Изменить размер шрифта - +
Нет спора, внешние формы провинциального быта улучшились, даже внутреннее его содержание значительно видоизменилось; но никто не скажет, что это улучшение и изменение выработалось провинцией самостоятельно, чтоб оно не было наслано на нее извне в такую минуту, когда она меньше всего о том помышляла.

Жизнь обновилась, но по поводу этого обновления провинция не выказала ни малейшей инициативы. Мало того: это обновление потребовалось в нее вводить точно таким же порядком, как вводится, например, шестипольное хозяйство вместо трехпольного. Разделят каждое поле надвое и начнут пахать, боронить и сеять по-новому. Земля непосредственно не возражает против нововведений, но и не содействует им; то есть, коли хотите, и у нее есть способ откликаться на нововведения земледельца посредством урожаев или неурожаев, но это способ чисто страдательный, свойственный ее неорганической природе. То же самое можно сказать и относительно провинции, с тою только разницей, что тут не может быть речи об урожаях или неурожаях.

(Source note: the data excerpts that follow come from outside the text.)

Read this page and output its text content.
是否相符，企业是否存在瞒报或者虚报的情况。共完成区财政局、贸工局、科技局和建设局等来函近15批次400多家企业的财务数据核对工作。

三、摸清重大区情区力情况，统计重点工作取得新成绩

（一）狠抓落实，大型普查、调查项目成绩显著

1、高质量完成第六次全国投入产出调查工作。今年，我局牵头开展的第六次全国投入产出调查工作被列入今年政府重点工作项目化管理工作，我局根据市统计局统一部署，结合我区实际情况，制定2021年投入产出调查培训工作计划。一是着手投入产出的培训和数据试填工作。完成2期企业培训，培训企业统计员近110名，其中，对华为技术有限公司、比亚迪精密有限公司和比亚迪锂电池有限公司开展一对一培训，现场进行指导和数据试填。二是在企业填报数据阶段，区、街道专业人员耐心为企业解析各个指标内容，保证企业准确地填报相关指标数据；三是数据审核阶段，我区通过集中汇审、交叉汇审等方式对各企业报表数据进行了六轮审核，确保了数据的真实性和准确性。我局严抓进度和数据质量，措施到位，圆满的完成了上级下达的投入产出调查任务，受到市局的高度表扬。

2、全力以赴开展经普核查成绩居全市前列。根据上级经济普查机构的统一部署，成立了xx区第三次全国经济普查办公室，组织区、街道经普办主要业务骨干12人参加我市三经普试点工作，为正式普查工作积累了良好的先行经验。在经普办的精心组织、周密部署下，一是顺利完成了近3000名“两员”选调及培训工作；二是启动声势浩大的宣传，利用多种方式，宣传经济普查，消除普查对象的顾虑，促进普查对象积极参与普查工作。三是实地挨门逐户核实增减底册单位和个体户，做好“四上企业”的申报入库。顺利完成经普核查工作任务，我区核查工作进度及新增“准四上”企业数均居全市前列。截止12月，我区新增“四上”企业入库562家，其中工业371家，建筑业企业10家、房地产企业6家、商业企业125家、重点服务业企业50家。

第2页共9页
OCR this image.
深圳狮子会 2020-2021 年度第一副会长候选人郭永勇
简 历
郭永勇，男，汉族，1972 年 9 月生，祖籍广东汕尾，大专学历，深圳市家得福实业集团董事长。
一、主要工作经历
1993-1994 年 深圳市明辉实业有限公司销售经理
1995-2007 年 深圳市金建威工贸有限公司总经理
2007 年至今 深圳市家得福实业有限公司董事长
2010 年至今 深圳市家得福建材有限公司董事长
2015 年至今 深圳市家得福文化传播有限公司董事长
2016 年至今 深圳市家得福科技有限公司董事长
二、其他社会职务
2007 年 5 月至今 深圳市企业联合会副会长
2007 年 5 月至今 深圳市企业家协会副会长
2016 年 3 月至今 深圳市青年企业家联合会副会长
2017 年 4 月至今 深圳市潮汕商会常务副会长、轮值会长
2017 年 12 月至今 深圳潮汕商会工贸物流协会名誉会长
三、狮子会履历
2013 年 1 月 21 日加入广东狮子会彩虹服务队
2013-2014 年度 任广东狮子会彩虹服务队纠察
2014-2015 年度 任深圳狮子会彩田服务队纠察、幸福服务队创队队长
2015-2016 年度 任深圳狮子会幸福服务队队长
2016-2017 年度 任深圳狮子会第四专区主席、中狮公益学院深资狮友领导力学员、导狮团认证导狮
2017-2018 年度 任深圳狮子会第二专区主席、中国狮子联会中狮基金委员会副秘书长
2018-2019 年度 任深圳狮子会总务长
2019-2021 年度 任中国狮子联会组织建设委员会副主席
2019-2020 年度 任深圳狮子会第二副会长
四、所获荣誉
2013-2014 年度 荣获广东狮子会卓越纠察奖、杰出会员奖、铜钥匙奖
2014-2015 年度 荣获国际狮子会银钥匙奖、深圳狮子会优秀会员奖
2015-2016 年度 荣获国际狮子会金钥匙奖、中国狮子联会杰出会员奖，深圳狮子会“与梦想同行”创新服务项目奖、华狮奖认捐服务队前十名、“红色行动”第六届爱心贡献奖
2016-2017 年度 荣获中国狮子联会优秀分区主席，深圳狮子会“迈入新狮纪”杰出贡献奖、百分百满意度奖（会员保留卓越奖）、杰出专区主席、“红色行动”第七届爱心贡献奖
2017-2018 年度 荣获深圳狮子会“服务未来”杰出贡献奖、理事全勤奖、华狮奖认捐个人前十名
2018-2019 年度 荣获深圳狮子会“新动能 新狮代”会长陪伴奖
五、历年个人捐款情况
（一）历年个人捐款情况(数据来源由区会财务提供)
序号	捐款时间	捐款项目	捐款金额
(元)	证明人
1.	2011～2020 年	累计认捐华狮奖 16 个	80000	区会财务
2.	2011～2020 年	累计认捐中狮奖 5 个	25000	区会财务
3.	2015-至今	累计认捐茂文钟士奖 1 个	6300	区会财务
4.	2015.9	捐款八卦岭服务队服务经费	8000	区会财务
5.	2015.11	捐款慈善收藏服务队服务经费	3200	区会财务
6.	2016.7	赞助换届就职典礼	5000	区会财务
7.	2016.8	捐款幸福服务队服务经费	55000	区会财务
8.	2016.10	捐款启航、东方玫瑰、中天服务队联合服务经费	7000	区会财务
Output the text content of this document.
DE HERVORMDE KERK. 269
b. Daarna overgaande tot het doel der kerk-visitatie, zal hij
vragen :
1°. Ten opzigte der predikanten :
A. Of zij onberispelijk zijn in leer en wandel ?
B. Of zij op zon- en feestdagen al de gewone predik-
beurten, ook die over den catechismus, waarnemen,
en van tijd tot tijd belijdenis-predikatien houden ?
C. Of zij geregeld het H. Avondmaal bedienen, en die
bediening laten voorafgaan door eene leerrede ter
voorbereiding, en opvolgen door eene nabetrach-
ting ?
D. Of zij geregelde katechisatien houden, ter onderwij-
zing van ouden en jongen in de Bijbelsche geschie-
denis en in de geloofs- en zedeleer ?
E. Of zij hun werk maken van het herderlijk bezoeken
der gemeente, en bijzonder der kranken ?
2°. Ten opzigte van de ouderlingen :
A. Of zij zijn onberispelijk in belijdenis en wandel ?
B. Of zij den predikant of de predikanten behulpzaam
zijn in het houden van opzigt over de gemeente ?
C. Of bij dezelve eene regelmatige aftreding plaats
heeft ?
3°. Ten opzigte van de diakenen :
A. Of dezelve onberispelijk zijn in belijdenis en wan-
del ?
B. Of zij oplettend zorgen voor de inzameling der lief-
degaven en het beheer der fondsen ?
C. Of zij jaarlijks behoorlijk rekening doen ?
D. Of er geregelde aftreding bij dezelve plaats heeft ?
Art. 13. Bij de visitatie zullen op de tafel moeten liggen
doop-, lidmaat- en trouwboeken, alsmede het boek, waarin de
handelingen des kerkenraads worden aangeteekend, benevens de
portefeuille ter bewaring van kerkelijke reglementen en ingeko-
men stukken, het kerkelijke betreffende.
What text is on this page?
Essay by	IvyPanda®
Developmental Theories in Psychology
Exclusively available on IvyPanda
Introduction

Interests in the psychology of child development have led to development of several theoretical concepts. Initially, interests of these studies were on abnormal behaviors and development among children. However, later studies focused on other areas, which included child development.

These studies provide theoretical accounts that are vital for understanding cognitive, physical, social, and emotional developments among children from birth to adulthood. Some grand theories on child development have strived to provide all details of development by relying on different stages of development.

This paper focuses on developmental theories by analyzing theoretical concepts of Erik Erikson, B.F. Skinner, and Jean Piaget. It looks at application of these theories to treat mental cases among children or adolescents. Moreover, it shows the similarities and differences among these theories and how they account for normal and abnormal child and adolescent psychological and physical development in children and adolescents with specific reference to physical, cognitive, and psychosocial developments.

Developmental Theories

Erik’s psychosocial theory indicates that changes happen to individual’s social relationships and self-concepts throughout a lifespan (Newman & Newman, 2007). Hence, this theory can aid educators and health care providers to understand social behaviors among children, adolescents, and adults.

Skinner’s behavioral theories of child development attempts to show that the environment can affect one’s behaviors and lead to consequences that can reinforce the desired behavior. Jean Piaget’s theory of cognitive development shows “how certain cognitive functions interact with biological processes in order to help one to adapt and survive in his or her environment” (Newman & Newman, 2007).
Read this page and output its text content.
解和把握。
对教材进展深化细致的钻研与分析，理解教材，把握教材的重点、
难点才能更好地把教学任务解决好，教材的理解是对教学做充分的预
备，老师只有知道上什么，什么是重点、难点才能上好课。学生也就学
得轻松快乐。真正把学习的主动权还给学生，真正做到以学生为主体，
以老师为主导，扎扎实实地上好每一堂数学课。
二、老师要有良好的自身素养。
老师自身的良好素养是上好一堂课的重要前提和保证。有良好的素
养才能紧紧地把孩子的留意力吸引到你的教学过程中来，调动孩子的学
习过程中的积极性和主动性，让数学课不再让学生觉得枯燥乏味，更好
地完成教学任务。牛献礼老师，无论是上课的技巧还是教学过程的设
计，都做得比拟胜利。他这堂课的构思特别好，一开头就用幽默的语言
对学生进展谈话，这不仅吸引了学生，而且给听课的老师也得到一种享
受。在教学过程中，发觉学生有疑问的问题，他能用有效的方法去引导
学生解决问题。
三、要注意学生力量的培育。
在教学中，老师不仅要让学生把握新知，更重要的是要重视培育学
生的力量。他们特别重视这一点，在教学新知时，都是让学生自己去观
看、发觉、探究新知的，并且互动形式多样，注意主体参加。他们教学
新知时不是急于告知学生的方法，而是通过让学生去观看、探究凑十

Мы живо помним конец пятидесятых и начало шестидесятых годов; в то время столичное общественное мнение кипело и волновалось так называемыми вопросами, кипела и волновалась ими и провинция. Но и в этом, по-видимому, искреннем кипении она на каждом шагу путалась в противоречиях; с одной стороны, преувеличивала, с другой — пасовала; но ни в том, ни в другом случае не сумела выказать одного: самостоятельной творческой способности. Провинциальный нерв напрягался и ослабевал, повинуясь какой-то случайности, так что со стороны можно было заподозрить, нет ли тут какого-нибудь начальственного предписания. Но предписания никакого не было, а было одно: отсутствие сознательности. Замутилось столичное общественное мнение — замутилась за ним и провинция. Не потому замутилась, чтобы дошла до сознания, что кипеть довольно, а просто замутилась — да и все тут. И даже не постепенно произошла в ней эта перемена, а вдруг; вчерашние рьяные либералы проснулись либералами стыдливыми и не могли ни другим, ни себе дать отчета, почему это так сделалось.

Все это факты, совершившиеся на наших глазах. Высказала ли провинция по поводу их свое слово? выразила ли она хоть чем-нибудь, что ее мнение не есть то заранее известное и обязательное мнение, узнавать о котором было бы совершенно лишнею формальностью, ведущею только к проволочке времени?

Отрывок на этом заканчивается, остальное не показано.